When you look at specific cases, the scale of losses is eye-opening. A home in Woodbridge that sold for two million dollars in May 2022 was taken over by the bank and resold for just 1.45 million in July 2025 — that’s a loss of about $574,000. In Toronto itself, a house bought at the 2022 peak for 1.65 million went for just over a million this September, down more than $630,000. A Richmond Hill property that changed hands for 1.83 million ended up being sold under power of sale for 1.5 million after the new owner couldn’t sell it. And in Vaughan, a home that was originally bought for 2.1 million, listed over and over without any offers, was finally repossessed and sold for 1.64 million — a loss of nearly half a million. Even outside the GTA, in Niagara Falls, a home that once sold for 1.03 million went for just $735,000 this summer. These stories show how quickly rising borrowing costs and flat home prices have eroded equity for those who bought at the market’s peak.

This trend goes hand in hand with a sharp increase in mortgage delinquencies across Canada’s major banks. By the third quarter of 2025, the number of overdue or unpaid mortgages had jumped significantly. National Bank reported a 60% increase compared to last year. BMO was up 55%, TD 45%, RBC 40%, while Scotiabank and CIBC were each around 20%. It’s not just people with private or high-interest loans anymore, even clients with traditional bank mortgages are starting to fall behind.

Recent reports from RBC and CIBC also show that Toronto now has one of the highest default rates in the country. The 90-day delinquency rate has climbed to around 0.42%, compared to the national average of 0.31% and just 0.27% in Vancouver. A few years ago, those numbers were much lower when the housing market was booming. Now, in the GTA, the rate has pushed past 0.45%, suggesting that financial pressure on households is continuing to build.

Another shift that’s happening behind the scenes is where these power of sale homes are coming from. A few years ago, most were tied to private lenders and alternative financing, people who took on higher-interest loans outside of the major banks. But that’s starting to change. According to MLS data, big banks have gone from being responsible for about 20% of power of sale listings in 2024 to nearly 29% in 2025. Private lenders and credit unions still make up the majority, but their share has dropped from almost 78% to around 70%. That tells us that it’s not just investors or riskier borrowers anymore — even regular homeowners with standard mortgages are getting caught in the wave.
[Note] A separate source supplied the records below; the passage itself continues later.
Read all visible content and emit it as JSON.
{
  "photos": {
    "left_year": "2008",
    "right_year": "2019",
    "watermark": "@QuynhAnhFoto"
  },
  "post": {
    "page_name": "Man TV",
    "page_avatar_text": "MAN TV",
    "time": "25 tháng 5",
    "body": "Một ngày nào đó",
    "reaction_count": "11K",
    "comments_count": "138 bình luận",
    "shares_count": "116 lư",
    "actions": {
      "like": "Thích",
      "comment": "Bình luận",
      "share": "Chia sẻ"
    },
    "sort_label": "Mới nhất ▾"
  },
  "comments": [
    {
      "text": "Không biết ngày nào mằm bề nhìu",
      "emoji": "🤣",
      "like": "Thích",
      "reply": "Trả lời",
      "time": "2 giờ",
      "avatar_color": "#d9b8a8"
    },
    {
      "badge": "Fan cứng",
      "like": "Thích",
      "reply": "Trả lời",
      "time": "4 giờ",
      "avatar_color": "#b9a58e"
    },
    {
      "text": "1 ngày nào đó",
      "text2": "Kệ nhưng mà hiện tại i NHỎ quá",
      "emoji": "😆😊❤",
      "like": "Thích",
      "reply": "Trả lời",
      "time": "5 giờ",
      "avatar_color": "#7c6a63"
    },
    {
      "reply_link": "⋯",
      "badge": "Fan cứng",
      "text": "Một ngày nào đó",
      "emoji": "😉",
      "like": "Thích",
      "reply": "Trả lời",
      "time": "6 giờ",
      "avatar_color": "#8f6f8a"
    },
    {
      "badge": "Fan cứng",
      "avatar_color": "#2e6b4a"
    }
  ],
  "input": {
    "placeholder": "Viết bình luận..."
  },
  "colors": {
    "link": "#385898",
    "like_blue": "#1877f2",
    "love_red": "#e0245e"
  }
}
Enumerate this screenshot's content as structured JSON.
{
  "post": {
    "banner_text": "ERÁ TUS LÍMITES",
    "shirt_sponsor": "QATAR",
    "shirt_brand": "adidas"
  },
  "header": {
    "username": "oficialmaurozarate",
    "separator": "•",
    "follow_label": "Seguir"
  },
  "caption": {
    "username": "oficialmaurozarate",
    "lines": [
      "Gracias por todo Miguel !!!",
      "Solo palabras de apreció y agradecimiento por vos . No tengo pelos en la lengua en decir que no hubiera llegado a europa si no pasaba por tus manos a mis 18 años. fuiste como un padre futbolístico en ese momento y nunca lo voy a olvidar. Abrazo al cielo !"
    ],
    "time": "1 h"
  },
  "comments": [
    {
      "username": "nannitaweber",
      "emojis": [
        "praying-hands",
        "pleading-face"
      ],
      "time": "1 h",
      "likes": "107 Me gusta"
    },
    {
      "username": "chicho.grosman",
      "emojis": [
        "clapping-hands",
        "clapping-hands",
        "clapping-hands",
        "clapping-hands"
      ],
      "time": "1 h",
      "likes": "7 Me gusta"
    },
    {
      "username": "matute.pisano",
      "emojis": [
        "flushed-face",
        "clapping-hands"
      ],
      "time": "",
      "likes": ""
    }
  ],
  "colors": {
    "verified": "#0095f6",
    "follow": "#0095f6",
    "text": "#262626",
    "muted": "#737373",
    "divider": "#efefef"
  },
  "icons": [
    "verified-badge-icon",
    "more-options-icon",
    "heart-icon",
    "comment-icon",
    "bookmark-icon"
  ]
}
Right now, Toronto accounts for more than one-third of all power of sale listings across Canada, and about half of them are condos. Many owners who bought during the 2022 boom are now facing huge losses as high interest rates meet lower property values. Not every homeowner will face foreclosure, of course, but the trend is a clear warning. Prolonged high borrowing costs don’t just affect new buyers — they ripple through the entire housing system. As we move toward the end of 2025, the hope is that more families can find a way to stay afloat, because as these examples show, once a property reaches the point of power of sale, the financial hit can be devastating.